Use this URL in an endpoint vulnerable to SSRF:

https://public.example.com/proxy?url=http://169.254.169.254/latest/meta-data/

These API endpoints are accessible by default unless network admins specifically block or disable them. The information these services reveal is often extremely sensitive and could allow attackers to escalate SSRFs to serious information leaks and even RCE.

Google Cloud metadata

If the company uses Google Cloud, query the Google Instance Metadata API instead. Google implements additional security measures for its API endpoints, so querying Google Cloud Metadata APIv1 requires one of these special headers:

Metadata-Flavor: Google
X-Google-Metadata-Request: True

These headers offer protection against SSRFs because most often during an SSRF, you cannot specify special headers for the forged request. We will need to find a way to forge the required headers to request instance metadata for targets that use Google Cloud.

Exploiting blind SSRFs

Because blind SSRFs don’t return a response or error message, their exploitation is often limited to network mapping, port scanning, and service discovery.
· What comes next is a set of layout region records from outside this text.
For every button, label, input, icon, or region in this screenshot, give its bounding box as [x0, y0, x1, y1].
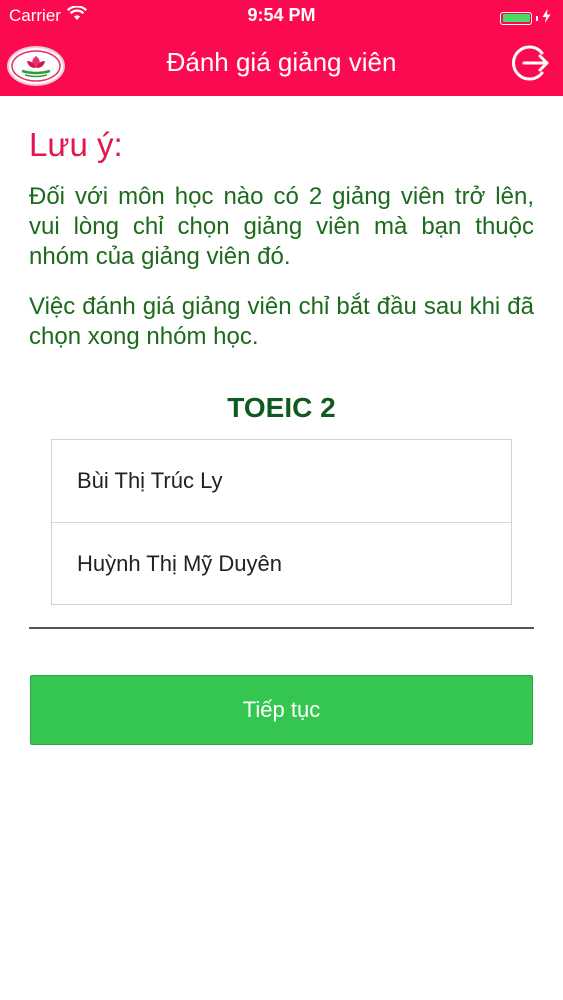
battery-tip [536, 15, 538, 21]
status-bar: Carrier 9:54 PM [0, 0, 563, 32]
screen: Carrier 9:54 PM Đánh giá giảng viên Lưu … [0, 0, 563, 1000]
notice-heading: Lưu ý: [29, 126, 123, 163]
course-title: TOEIC 2 [227, 392, 336, 423]
battery-level [502, 14, 530, 22]
status-right [500, 8, 551, 28]
notice-paragraph-2: Việc đánh giá giảng viên chỉ bắt đầu sau… [29, 293, 534, 350]
logout-icon[interactable] [509, 42, 551, 84]
page-title: Đánh giá giảng viên [166, 47, 397, 77]
divider [29, 627, 534, 629]
app-header: Carrier 9:54 PM Đánh giá giảng viên [0, 0, 563, 96]
battery-icon [500, 11, 532, 25]
status-time: 9:54 PM [247, 5, 316, 25]
lecturer-item-1[interactable]: Bùi Thị Trúc Ly [52, 440, 511, 522]
lecturer-list: Bùi Thị Trúc Ly Huỳnh Thị Mỹ Duyên [51, 439, 512, 605]
lecturer-item-2[interactable]: Huỳnh Thị Mỹ Duyên [52, 522, 511, 604]
charging-icon [542, 8, 551, 28]
notice-paragraph-1: Đối với môn học nào có 2 giảng viên trở … [29, 183, 534, 270]
continue-button[interactable]: Tiếp tục [30, 675, 533, 745]
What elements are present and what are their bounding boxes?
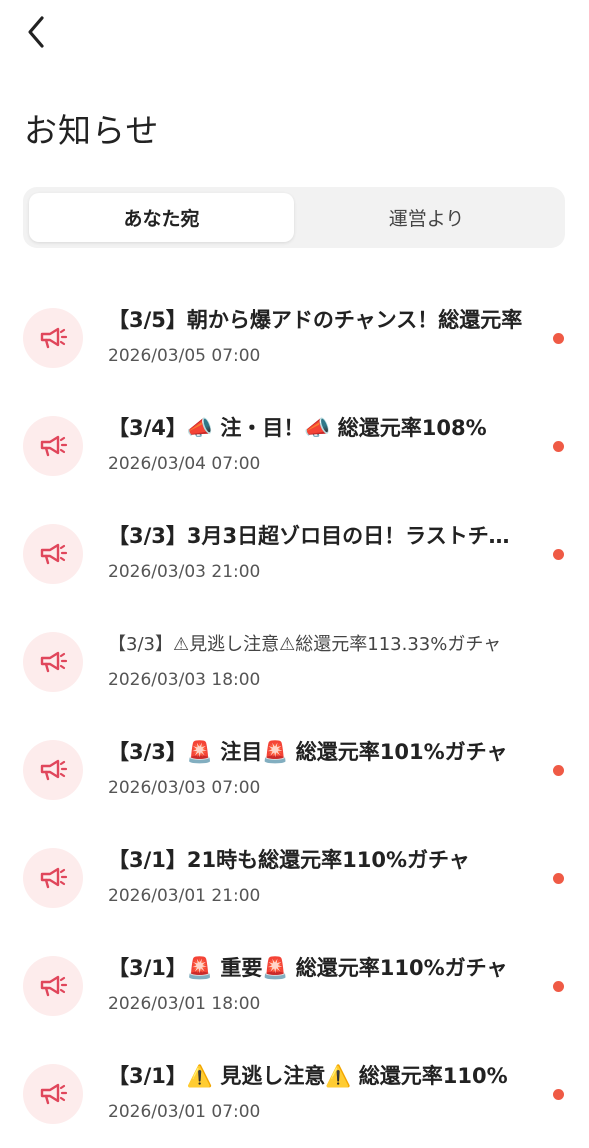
tab-bar: あなた宛 運営より xyxy=(23,187,565,248)
notification-title: 【3/1】⚠️ 見逃し注意⚠️ 総還元率110% xyxy=(108,1064,508,1088)
unread-dot xyxy=(553,765,564,776)
notification-item[interactable]: 【3/3】⚠見逃し注意⚠総還元率113.33%ガチャ 2026/03/03 18:… xyxy=(0,608,589,716)
avatar xyxy=(23,1064,83,1124)
notification-date: 2026/03/03 18:00 xyxy=(108,670,261,690)
notification-title: 【3/1】🚨 重要🚨 総還元率110%ガチャ xyxy=(108,956,508,980)
unread-dot xyxy=(553,333,564,344)
notification-title: 【3/3】🚨 注目🚨 総還元率101%ガチャ xyxy=(108,740,508,764)
avatar xyxy=(23,416,83,476)
unread-dot xyxy=(553,549,564,560)
megaphone-icon xyxy=(38,1081,68,1107)
notification-item[interactable]: 【3/5】朝から爆アドのチャンス！総還元率 2026/03/05 07:00 xyxy=(0,284,589,392)
avatar xyxy=(23,956,83,1016)
notification-item[interactable]: 【3/1】🚨 重要🚨 総還元率110%ガチャ 2026/03/01 18:00 xyxy=(0,932,589,1040)
notification-date: 2026/03/03 07:00 xyxy=(108,778,261,798)
tab-from-operator[interactable]: 運営より xyxy=(294,193,559,242)
back-button[interactable] xyxy=(18,14,54,50)
notification-item[interactable]: 【3/3】3月3日超ゾロ目の日！ラストチャンス 2026/03/03 21:00 xyxy=(0,500,589,608)
page-title: お知らせ xyxy=(24,112,160,149)
notification-date: 2026/03/05 07:00 xyxy=(108,346,261,366)
megaphone-icon xyxy=(38,541,68,567)
notification-title: 【3/1】21時も総還元率110%ガチャ xyxy=(108,848,470,872)
unread-dot xyxy=(553,441,564,452)
chevron-left-icon xyxy=(28,16,44,48)
notification-item[interactable]: 【3/4】📣 注・目！📣 総還元率108% 2026/03/04 07:00 xyxy=(0,392,589,500)
avatar xyxy=(23,848,83,908)
megaphone-icon xyxy=(38,757,68,783)
notification-title: 【3/5】朝から爆アドのチャンス！総還元率 xyxy=(108,308,523,332)
avatar xyxy=(23,308,83,368)
notification-date: 2026/03/01 21:00 xyxy=(108,886,261,906)
unread-dot xyxy=(553,873,564,884)
notification-date: 2026/03/01 07:00 xyxy=(108,1102,261,1122)
megaphone-icon xyxy=(38,973,68,999)
avatar xyxy=(23,632,83,692)
unread-dot xyxy=(553,1089,564,1100)
avatar xyxy=(23,740,83,800)
notification-item[interactable]: 【3/3】🚨 注目🚨 総還元率101%ガチャ 2026/03/03 07:00 xyxy=(0,716,589,824)
megaphone-icon xyxy=(38,865,68,891)
megaphone-icon xyxy=(38,325,68,351)
notification-date: 2026/03/04 07:00 xyxy=(108,454,261,474)
notification-list: 【3/5】朝から爆アドのチャンス！総還元率 2026/03/05 07:00 【3/… xyxy=(0,284,589,1148)
avatar xyxy=(23,524,83,584)
notification-item[interactable]: 【3/1】21時も総還元率110%ガチャ 2026/03/01 21:00 xyxy=(0,824,589,932)
notification-title: 【3/3】3月3日超ゾロ目の日！ラストチャンス xyxy=(108,524,528,548)
unread-dot xyxy=(553,981,564,992)
megaphone-icon xyxy=(38,433,68,459)
notification-date: 2026/03/01 18:00 xyxy=(108,994,261,1014)
notification-date: 2026/03/03 21:00 xyxy=(108,562,261,582)
megaphone-icon xyxy=(38,649,68,675)
tab-for-you[interactable]: あなた宛 xyxy=(29,193,294,242)
notification-item[interactable]: 【3/1】⚠️ 見逃し注意⚠️ 総還元率110% 2026/03/01 07:00 xyxy=(0,1040,589,1148)
notification-title: 【3/4】📣 注・目！📣 総還元率108% xyxy=(108,416,487,440)
notification-title: 【3/3】⚠見逃し注意⚠総還元率113.33%ガチャ xyxy=(108,634,502,655)
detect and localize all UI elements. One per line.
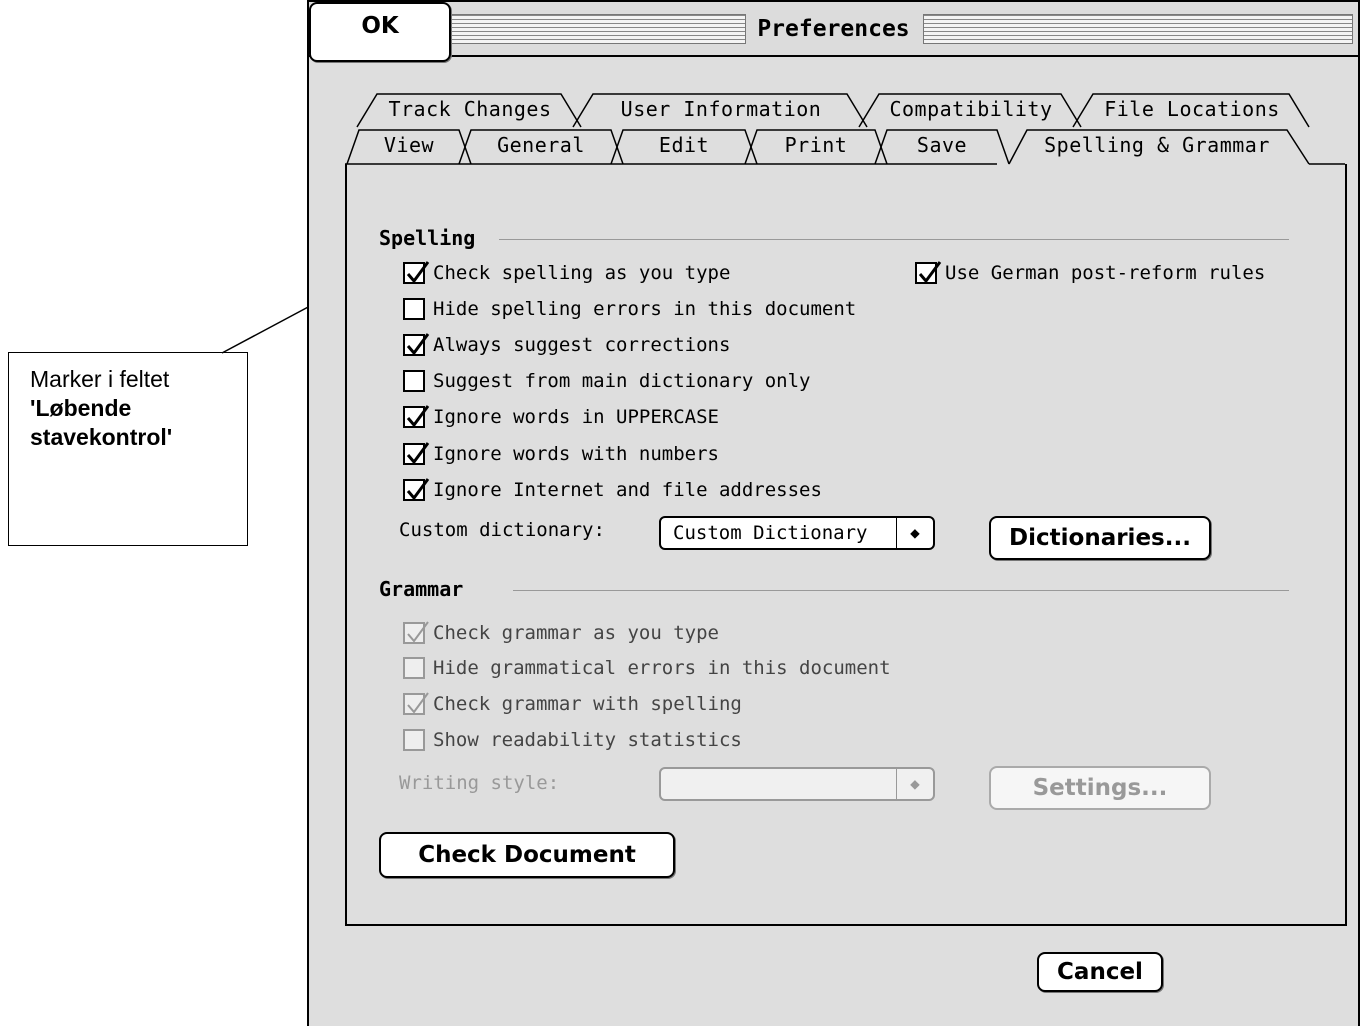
grammar-heading: Grammar xyxy=(379,577,464,601)
checkbox-box[interactable] xyxy=(403,298,425,320)
checkbox-box[interactable] xyxy=(403,333,430,356)
updown-arrows-icon: ◆ xyxy=(896,769,933,799)
settings-button[interactable]: Settings... xyxy=(989,766,1211,810)
checkbox-box[interactable] xyxy=(915,261,942,284)
callout-line-1: Marker i feltet xyxy=(30,366,170,392)
checkbox-ignore-numbers[interactable]: Ignore words with numbers xyxy=(403,441,719,467)
checkmark-icon xyxy=(407,692,429,714)
checkbox-ignore-uppercase[interactable]: Ignore words in UPPERCASE xyxy=(403,404,719,430)
checkbox-german-post-reform[interactable]: Use German post-reform rules xyxy=(915,260,1265,286)
checkmark-icon xyxy=(406,261,430,284)
checkmark-icon xyxy=(407,621,429,643)
callout-line-2: 'Løbende xyxy=(30,395,132,421)
tab-label: Compatibility xyxy=(889,97,1053,121)
ok-button[interactable]: OK xyxy=(309,2,451,62)
checkbox-box[interactable] xyxy=(403,405,430,428)
tab-label: File Locations xyxy=(1104,97,1280,121)
tab-label: Save xyxy=(916,133,968,157)
grammar-rule xyxy=(513,590,1289,591)
checkbox-label: Use German post-reform rules xyxy=(945,262,1266,284)
tab-file-locations[interactable]: File Locations xyxy=(1093,94,1291,126)
tab-edit[interactable]: Edit xyxy=(623,130,745,162)
checkbox-box[interactable] xyxy=(403,621,429,644)
ok-button-ring: OK xyxy=(309,2,451,62)
checkbox-label: Always suggest corrections xyxy=(433,334,731,356)
checkbox-label: Ignore words in UPPERCASE xyxy=(433,406,719,428)
checkmark-icon xyxy=(918,261,942,284)
tab-track-changes[interactable]: Track Changes xyxy=(377,94,563,126)
tab-label: General xyxy=(497,133,585,157)
checkbox-box[interactable] xyxy=(403,729,425,751)
tab-compatibility[interactable]: Compatibility xyxy=(879,94,1063,126)
tab-general[interactable]: General xyxy=(471,130,611,162)
tab-user-information[interactable]: User Information xyxy=(593,94,849,126)
checkbox-label: Ignore Internet and file addresses xyxy=(433,479,822,501)
checkbox-label: Suggest from main dictionary only xyxy=(433,370,811,392)
updown-arrows-icon: ◆ xyxy=(896,518,933,548)
checkbox-suggest-main-dictionary[interactable]: Suggest from main dictionary only xyxy=(403,368,811,394)
checkbox-label: Check spelling as you type xyxy=(433,262,731,284)
tab-view[interactable]: View xyxy=(359,130,459,162)
tab-label: View xyxy=(383,133,435,157)
tab-label: Print xyxy=(784,133,848,157)
check-document-button[interactable]: Check Document xyxy=(379,832,675,878)
checkbox-show-readability[interactable]: Show readability statistics xyxy=(403,727,742,753)
spelling-heading: Spelling xyxy=(379,226,476,250)
tab-save[interactable]: Save xyxy=(887,130,997,162)
spelling-grammar-panel: Spelling Check spelling as you type Hide… xyxy=(345,164,1347,926)
dictionaries-button[interactable]: Dictionaries... xyxy=(989,516,1211,560)
checkbox-box[interactable] xyxy=(403,442,430,465)
writing-style-popup[interactable]: ◆ xyxy=(659,767,935,801)
checkbox-check-grammar-with-spelling[interactable]: Check grammar with spelling xyxy=(403,691,742,717)
spelling-rule xyxy=(499,239,1289,240)
tab-label: Spelling & Grammar xyxy=(1044,133,1270,157)
custom-dictionary-popup[interactable]: Custom Dictionary ◆ xyxy=(659,516,935,550)
checkbox-box[interactable] xyxy=(403,370,425,392)
checkbox-check-grammar-as-you-type[interactable]: Check grammar as you type xyxy=(403,620,719,646)
checkbox-box[interactable] xyxy=(403,478,430,501)
checkmark-icon xyxy=(406,333,430,356)
preferences-window: Preferences Track Changes User Informati… xyxy=(307,0,1360,1026)
checkbox-label: Check grammar as you type xyxy=(433,622,719,644)
tab-print[interactable]: Print xyxy=(757,130,875,162)
checkbox-label: Hide grammatical errors in this document xyxy=(433,657,891,679)
checkbox-check-spelling-as-you-type[interactable]: Check spelling as you type xyxy=(403,260,730,286)
checkbox-box[interactable] xyxy=(403,692,429,715)
popup-value: Custom Dictionary xyxy=(673,522,868,544)
tab-label: Track Changes xyxy=(388,97,552,121)
callout-line-3: stavekontrol' xyxy=(30,424,173,450)
checkmark-icon xyxy=(406,478,430,501)
checkbox-label: Ignore words with numbers xyxy=(433,443,719,465)
checkbox-always-suggest-corrections[interactable]: Always suggest corrections xyxy=(403,332,730,358)
checkbox-label: Check grammar with spelling xyxy=(433,693,742,715)
checkmark-icon xyxy=(406,405,430,428)
annotation-callout: Marker i feltet 'Løbende stavekontrol' xyxy=(8,352,248,546)
writing-style-label: Writing style: xyxy=(399,772,560,794)
checkbox-label: Show readability statistics xyxy=(433,729,742,751)
tab-label: Edit xyxy=(658,133,710,157)
tab-spelling-grammar[interactable]: Spelling & Grammar xyxy=(1027,130,1287,162)
checkbox-hide-spelling-errors[interactable]: Hide spelling errors in this document xyxy=(403,296,856,322)
checkbox-ignore-internet-addresses[interactable]: Ignore Internet and file addresses xyxy=(403,477,822,503)
custom-dictionary-label: Custom dictionary: xyxy=(399,519,605,541)
tab-label: User Information xyxy=(620,97,822,121)
checkmark-icon xyxy=(406,442,430,465)
checkbox-label: Hide spelling errors in this document xyxy=(433,298,857,320)
checkbox-box[interactable] xyxy=(403,261,430,284)
cancel-button[interactable]: Cancel xyxy=(1037,952,1163,992)
checkbox-hide-grammatical-errors[interactable]: Hide grammatical errors in this document xyxy=(403,655,891,681)
checkbox-box[interactable] xyxy=(403,657,425,679)
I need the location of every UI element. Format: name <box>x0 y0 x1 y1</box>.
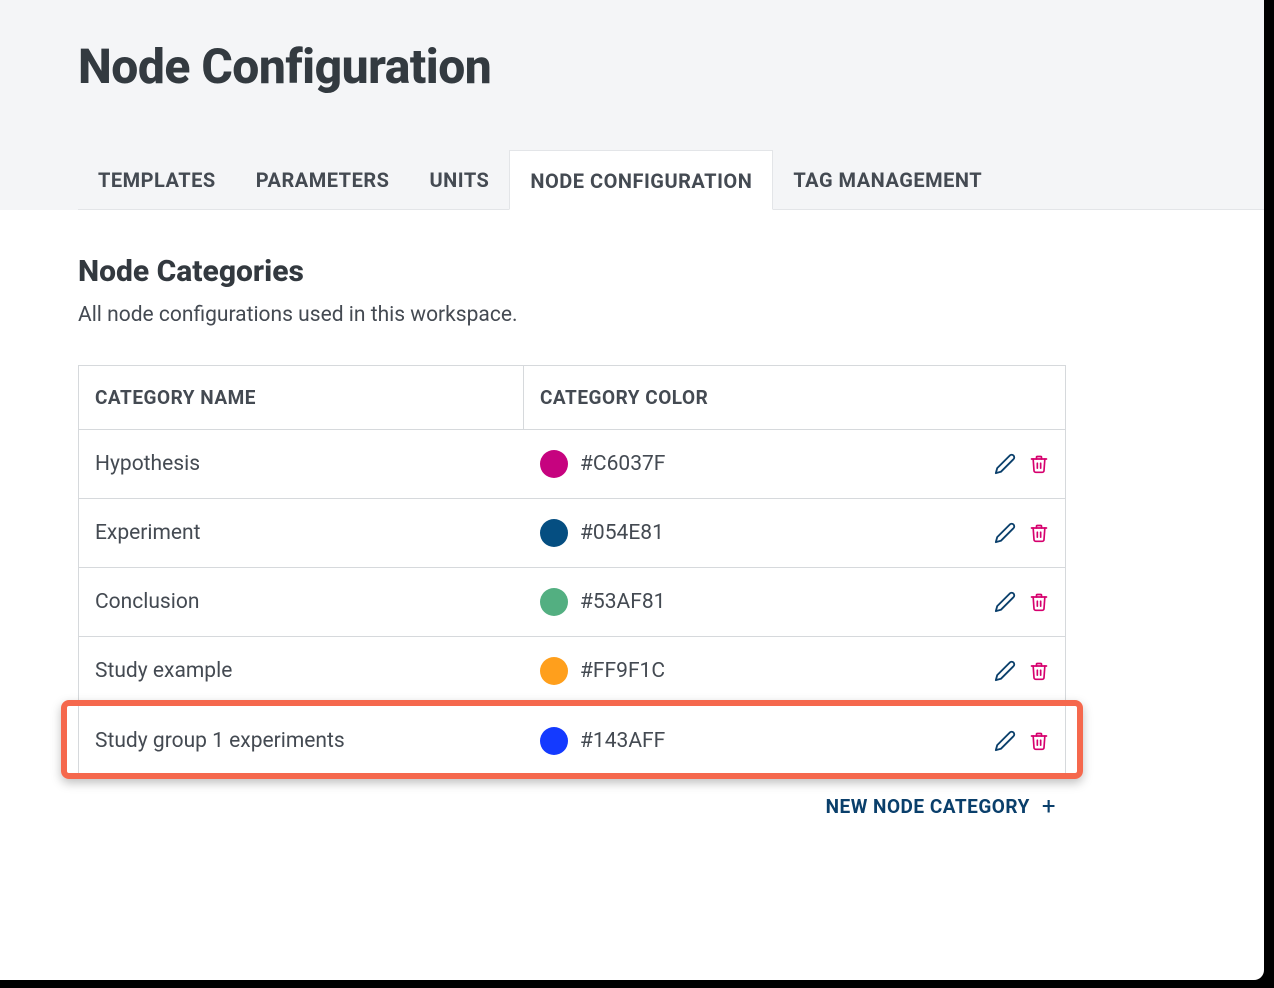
table-row: Experiment #054E81 <box>79 499 1065 568</box>
color-hex-label: #054E81 <box>580 521 664 545</box>
table-header-row: CATEGORY NAME CATEGORY COLOR <box>79 366 1065 430</box>
category-name: Study example <box>79 659 524 683</box>
column-header-name: CATEGORY NAME <box>79 366 524 429</box>
category-color: #143AFF <box>524 727 1065 755</box>
edit-icon[interactable] <box>993 452 1017 476</box>
new-node-category-button[interactable]: NEW NODE CATEGORY + <box>78 776 1066 818</box>
row-actions <box>993 521 1051 545</box>
category-color: #53AF81 <box>524 588 1065 616</box>
color-swatch <box>540 450 568 478</box>
category-color: #FF9F1C <box>524 657 1065 685</box>
table-row: Study example #FF9F1C <box>79 637 1065 706</box>
row-actions <box>993 590 1051 614</box>
row-actions <box>993 452 1051 476</box>
tab-node-configuration[interactable]: NODE CONFIGURATION <box>509 150 773 210</box>
edit-icon[interactable] <box>993 729 1017 753</box>
delete-icon[interactable] <box>1027 729 1051 753</box>
section-title: Node Categories <box>78 254 1186 289</box>
delete-icon[interactable] <box>1027 521 1051 545</box>
category-color: #054E81 <box>524 519 1065 547</box>
category-name: Study group 1 experiments <box>79 729 524 753</box>
table-row: Study group 1 experiments #143AFF <box>79 706 1065 775</box>
categories-table: CATEGORY NAME CATEGORY COLOR Hypothesis #… <box>78 365 1066 776</box>
delete-icon[interactable] <box>1027 659 1051 683</box>
tab-units[interactable]: UNITS <box>409 150 509 210</box>
category-color: #C6037F <box>524 450 1065 478</box>
color-swatch <box>540 519 568 547</box>
color-swatch <box>540 588 568 616</box>
tab-tag-management[interactable]: TAG MANAGEMENT <box>773 150 1002 210</box>
color-swatch <box>540 727 568 755</box>
section-description: All node configurations used in this wor… <box>78 303 1186 327</box>
category-name: Hypothesis <box>79 452 524 476</box>
new-category-label: NEW NODE CATEGORY <box>826 795 1030 818</box>
tab-templates[interactable]: TEMPLATES <box>78 150 236 210</box>
table-row: Hypothesis #C6037F <box>79 430 1065 499</box>
delete-icon[interactable] <box>1027 590 1051 614</box>
row-actions <box>993 729 1051 753</box>
table-row: Conclusion #53AF81 <box>79 568 1065 637</box>
column-header-color: CATEGORY COLOR <box>524 366 1065 429</box>
category-name: Conclusion <box>79 590 524 614</box>
color-hex-label: #53AF81 <box>580 590 665 614</box>
tabs: TEMPLATESPARAMETERSUNITSNODE CONFIGURATI… <box>78 149 1264 210</box>
category-name: Experiment <box>79 521 524 545</box>
color-swatch <box>540 657 568 685</box>
plus-icon: + <box>1042 794 1056 818</box>
page-title: Node Configuration <box>78 38 1264 95</box>
edit-icon[interactable] <box>993 659 1017 683</box>
color-hex-label: #C6037F <box>580 452 665 476</box>
edit-icon[interactable] <box>993 590 1017 614</box>
color-hex-label: #FF9F1C <box>580 659 665 683</box>
tab-parameters[interactable]: PARAMETERS <box>236 150 410 210</box>
row-actions <box>993 659 1051 683</box>
color-hex-label: #143AFF <box>580 729 665 753</box>
delete-icon[interactable] <box>1027 452 1051 476</box>
edit-icon[interactable] <box>993 521 1017 545</box>
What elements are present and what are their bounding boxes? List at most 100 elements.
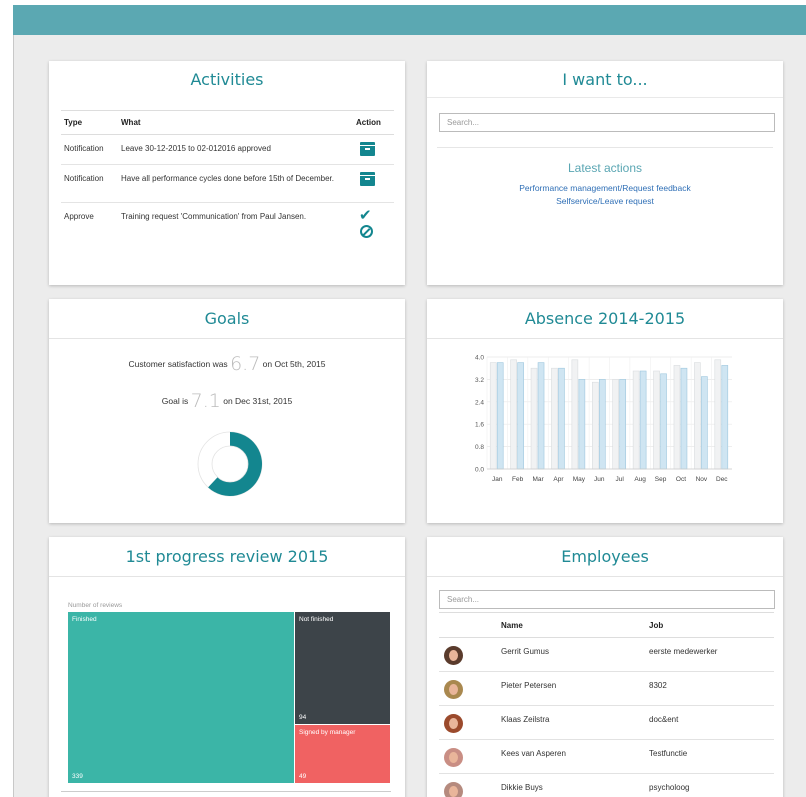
employees-card: Employees Name Job Gerrit Gumus eerste m…: [427, 537, 783, 797]
app-header-bar: [13, 5, 806, 35]
activity-type: Notification: [61, 134, 118, 165]
donut-progress-arc: [208, 432, 262, 496]
y-tick-label: 4.0: [475, 355, 484, 362]
bar-series-2: [558, 367, 565, 470]
treemap-label: Signed by manager: [299, 729, 356, 736]
employees-title: Employees: [427, 537, 783, 577]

And because you can’t extract information directly from the target server, this exploitation relies heavily on inference. Yet by analysing HTTP status codes and server response times, we can often achieve results similar to regular SSRF.

Use what you’ve found by scanning the network, identifying services, and pulling instance metadata to execute attacks that have impact. It may be possible to bypass access controls, leak confidential information, and execute code.

Remediation

  • In some cases, it is not necessary to take user input to define the location of a server-side request. It is better to leave it out to be on the safe side and generate the request URLs with static values on the server side.

  • It is common to apply regular expressions and simple blacklists to user input, in order to mitigate SSRF and similar attacks. Blacklists are an ineffective method of security control. Attackers can easily discover ways to get around them. If the hosts that need to be accessed are a finite set, implement an allowlist. When a user sends a request, check that the URL or domain from that request corresponds to one in the allowlist, if it doesn’t, drop the request.

  • Response handling: On no account should the raw response body received from the request initiated by the server be transferred to the client.

  • Disable unused URL schemas: Deny attackers the ability to utilize the application to carry out requests via potentially harmful schemas, including dict://, file:///, and gopher://.

  • Services like Redis, MongoDB, Elasticsearch, and Memcached do not demand verification by default. Using SSRF vulnerabilities, it may be possible to gain access to certain services without verification. To enforce web application security, allow verification whenever possible, including for local network services.